Articles

Writers Have a Duty to Help Other Writers

By Mark Antony Rossi

This one’s been sitting on my chest for quite some time. Unlike most people I practice exactly what I preach. Writers have a duty to help other writers. I always do in myriad ways. You should as well.

As writers if you write about your crappy marriage, crappy job and how the world is utterly unfair then you have a cosmic obligation to help your fellow writers. And on a side note if you are courageous enough to confess deep sadness be strong enough to take real ownership. No one wants to hear about how this poem is not about you. Excuse me. I digress.

Anything less than helping writers invalidates your social complaints similar to those sharp citizens who criticize the government and the judicial system but never bother to vote or serve on a jury. They always have an excuse but excuses like mist disappear in the hands of the needy.

I help other writers with no expectation of them offering any help in return. I do it because it’s the right thing to do for artists and the arts. And I usually receive virtually nothing in return.
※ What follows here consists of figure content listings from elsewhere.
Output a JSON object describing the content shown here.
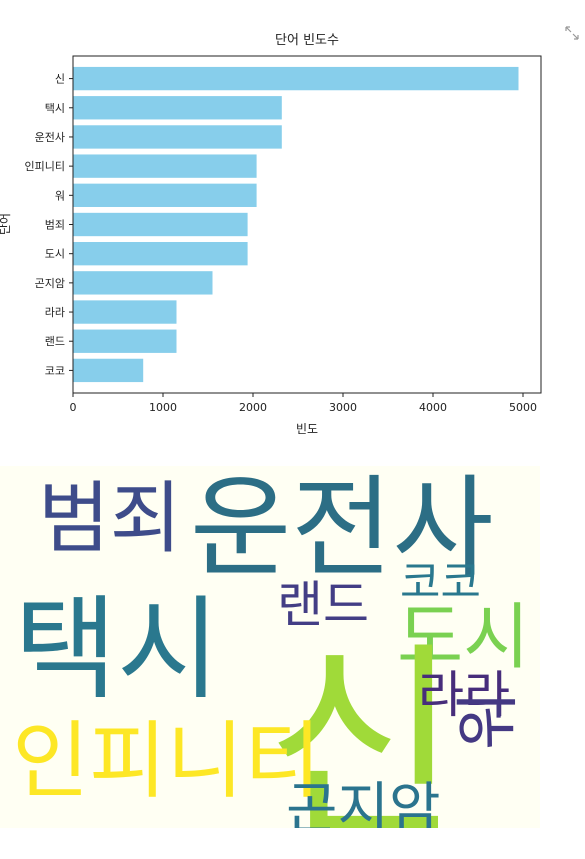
{
  "chart_data": {
    "type": "bar",
    "orientation": "horizontal",
    "title": "단어 빈도수",
    "xlabel": "빈도",
    "ylabel": "단어",
    "categories": [
      "신",
      "택시",
      "운전사",
      "인피니티",
      "워",
      "범죄",
      "도시",
      "곤지암",
      "라라",
      "랜드",
      "코코"
    ],
    "values": [
      4950,
      2320,
      2320,
      2040,
      2040,
      1940,
      1940,
      1550,
      1150,
      1150,
      780
    ],
    "xlim": [
      0,
      5200
    ],
    "xticks": [
      0,
      1000,
      2000,
      3000,
      4000,
      5000
    ],
    "grid": false,
    "bar_color": "#87ceeb"
  },
  "wordcloud": {
    "background": "#fffff3",
    "words": [
      {
        "text": "운전사",
        "color": "#2c6e85"
      },
      {
        "text": "범죄",
        "color": "#3e4c8a"
      },
      {
        "text": "택시",
        "color": "#2a788e"
      },
      {
        "text": "랜드",
        "color": "#433e85"
      },
      {
        "text": "코코",
        "color": "#2a788e"
      },
      {
        "text": "도시",
        "color": "#7ad151"
      },
      {
        "text": "신",
        "color": "#a0da39"
      },
      {
        "text": "라라",
        "color": "#472d7b"
      },
      {
        "text": "워",
        "color": "#443983"
      },
      {
        "text": "인피니티",
        "color": "#fde725"
      },
      {
        "text": "곤지암",
        "color": "#2b748e"
      }
    ]
  }
}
The editors among them nearly never offer to consider your work or other writers who you have helped publish.

Some enjoy preaching about religion but can’t stop taking gobs of money from decent writers seeking to be part of unholy anthologies that belong in my cat’s litter box. This is not helping writers and it’s more painful when this scam is built by a writer. Stay away from these fools.
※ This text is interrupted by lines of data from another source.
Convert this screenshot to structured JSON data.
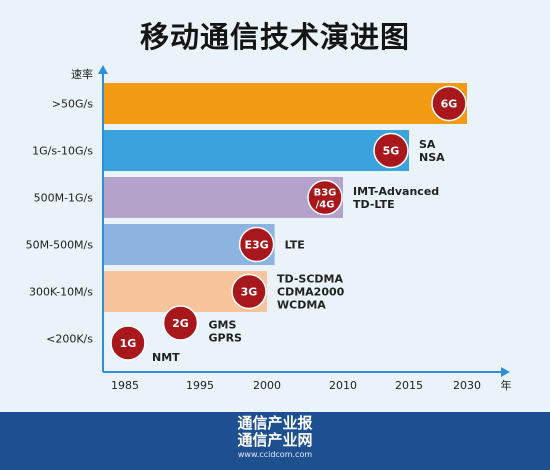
{
  "title": "移动通信技术演进图",
  "chart_data": {
    "type": "bar",
    "title": "移动通信技术演进图",
    "ylabel": "速率",
    "xlabel": "年",
    "x_ticks": [
      1985,
      1995,
      2000,
      2010,
      2015,
      2030
    ],
    "bars": [
      {
        "category": ">50G/s",
        "generation": "6G",
        "end": 2030,
        "color": "#f29a12",
        "notes": []
      },
      {
        "category": "1G/s-10G/s",
        "generation": "5G",
        "end": 2015,
        "color": "#3aa2dc",
        "notes": [
          "SA",
          "NSA"
        ]
      },
      {
        "category": "500M-1G/s",
        "generation": "B3G/4G",
        "end": 2010,
        "color": "#b3a2c9",
        "notes": [
          "IMT-Advanced",
          "TD-LTE"
        ]
      },
      {
        "category": "50M-500M/s",
        "generation": "E3G",
        "end": 2001,
        "color": "#8db3e0",
        "notes": [
          "LTE"
        ]
      },
      {
        "category": "300K-10M/s",
        "generation": "3G",
        "end": 2000,
        "color": "#f7c49c",
        "notes": [
          "TD-SCDMA",
          "CDMA2000",
          "WCDMA"
        ]
      },
      {
        "category": "<200K/s",
        "generation": "",
        "end": null,
        "color": "",
        "notes": []
      }
    ],
    "markers": [
      {
        "label": "1G",
        "year": 1985,
        "notes": [
          "NMT"
        ]
      },
      {
        "label": "2G",
        "year": 1992,
        "notes": [
          "GMS",
          "GPRS"
        ]
      }
    ]
  },
  "footer": {
    "line1": "通信产业报",
    "line2": "通信产业网",
    "url": "www.ccidcom.com"
  }
}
Others enjoy the mystic eastern approach where you sound spiritual but still manage to do nothing for anyone but yourself. Not sure if Buddha would high five this dance in front of a mirror but I’m not feeling the astral forces channeling through my life. You want some Karmic advice: do something to help a writer other than yourself at least once a week.
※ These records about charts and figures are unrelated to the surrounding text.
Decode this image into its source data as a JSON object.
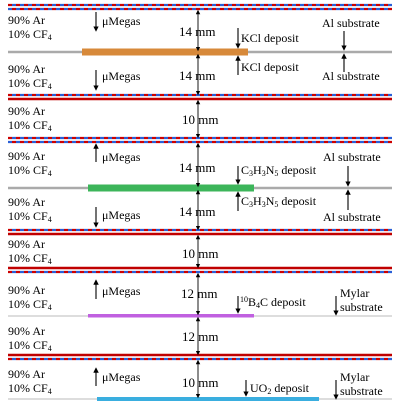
{
  "colors": {
    "mesh_red": "#cc0000",
    "mesh_blue": "#2a5fd6",
    "cathode_red": "#c00000",
    "substrate_gray": "#aaaaaa",
    "kcl": "#d7893a",
    "c3h3n5": "#3cb55a",
    "b4c": "#c060e0",
    "uo2": "#3aaedf"
  },
  "gaps": [
    {
      "gas_line1": "90% Ar",
      "gas_line2_prefix": "10% CF",
      "gas_line2_sub": "4",
      "megas_label": "μMegas",
      "megas_arrow": "down",
      "distance": "14 mm",
      "deposit_prefix": "KCl deposit",
      "deposit_arrow": "down",
      "substrate_label": "Al substrate",
      "substrate_arrow": "down"
    },
    {
      "gas_line1": "90% Ar",
      "gas_line2_prefix": "10% CF",
      "gas_line2_sub": "4",
      "megas_label": "μMegas",
      "megas_arrow": "down",
      "distance": "14 mm",
      "deposit_prefix": "KCl deposit",
      "deposit_arrow": "up",
      "substrate_label": "Al substrate",
      "substrate_arrow": "up"
    },
    {
      "gas_line1": "90% Ar",
      "gas_line2_prefix": "10% CF",
      "gas_line2_sub": "4",
      "distance": "10 mm"
    },
    {
      "gas_line1": "90% Ar",
      "gas_line2_prefix": "10% CF",
      "gas_line2_sub": "4",
      "megas_label": "μMegas",
      "megas_arrow": "up",
      "distance": "14 mm",
      "deposit_html_parts": [
        "C",
        "3",
        "H",
        "3",
        "N",
        "5",
        " deposit"
      ],
      "deposit_arrow": "down",
      "substrate_label": "Al substrate",
      "substrate_arrow": "down"
    },
    {
      "gas_line1": "90% Ar",
      "gas_line2_prefix": "10% CF",
      "gas_line2_sub": "4",
      "megas_label": "μMegas",
      "megas_arrow": "down",
      "distance": "14 mm",
      "deposit_html_parts": [
        "C",
        "3",
        "H",
        "3",
        "N",
        "5",
        " deposit"
      ],
      "deposit_arrow": "up",
      "substrate_label": "Al substrate",
      "substrate_arrow": "up"
    },
    {
      "gas_line1": "90% Ar",
      "gas_line2_prefix": "10% CF",
      "gas_line2_sub": "4",
      "distance": "10 mm"
    },
    {
      "gas_line1": "90% Ar",
      "gas_line2_prefix": "10% CF",
      "gas_line2_sub": "4",
      "megas_label": "μMegas",
      "megas_arrow": "up",
      "distance": "12 mm",
      "deposit_sup": "10",
      "deposit_b4c": [
        "B",
        "4",
        "C deposit"
      ],
      "deposit_arrow": "down",
      "substrate_label_1": "Mylar",
      "substrate_label_2": "substrate",
      "substrate_arrow": "down"
    },
    {
      "gas_line1": "90% Ar",
      "gas_line2_prefix": "10% CF",
      "gas_line2_sub": "4",
      "distance": "12 mm"
    },
    {
      "gas_line1": "90% Ar",
      "gas_line2_prefix": "10% CF",
      "gas_line2_sub": "4",
      "megas_label": "μMegas",
      "megas_arrow": "up",
      "distance": "10 mm",
      "deposit_uo2": [
        "UO",
        "2",
        " deposit"
      ],
      "deposit_arrow": "down",
      "substrate_label_1": "Mylar",
      "substrate_label_2": "substrate",
      "substrate_arrow": "down"
    }
  ]
}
And then we have the folks who manage to host podcasts, radio shows and streaming gigs who somehow forget about anyone who ever published with them, praised them or spent time supporting their books. You don’t see or hear anyone on these shows you know or recognize. Suddenly it’s a “my friend is cool” jamboree. Or I’ll promote people who write or sound just like me.

Writers can be their own worst enemies. By neglecting their part in improving the lives of other writers they fast become a problem and not a solution. How hard is it to accept a free ebook and help another writer with a review? Or do some beta reading for a writer who doesn’t have a $1000 to hire a semi-useful professional editor? Or drop a hint about a journal that might accept a writer’s distinct style?

None of these things are difficult to accomplish when you lift your head from your navel and realize there’s a world beyond YOU. How do we stay relevant as writers if we are willing to pee from roofs but call it rain? How can we keep our moral edge if we act like the rest of the world? You might think it’s unfair but I expect more from writers than this selfish nonsense. All too often writers act like the politicians they claim to despise. They become greedy and imperial like the corporate titans they claim are ruining the world. When there is no difference between the writer and the average boob tube bonehead we have to toss the keyboard into the garbage. And adopt the numerical burger menu choices. You know the ones that don’t require thinking only blinking.

You have a duty to help other writers and when you shirk that duty you begin to walk the road to rhetorical ruin. Your voice rings hollow. Your mind is mush. And your talent once a gift from the creator is now reduced to the same level as those who sell toothpaste to soccer moms. Turn it around. Help other writers. You have a duty. Whether you like it or not.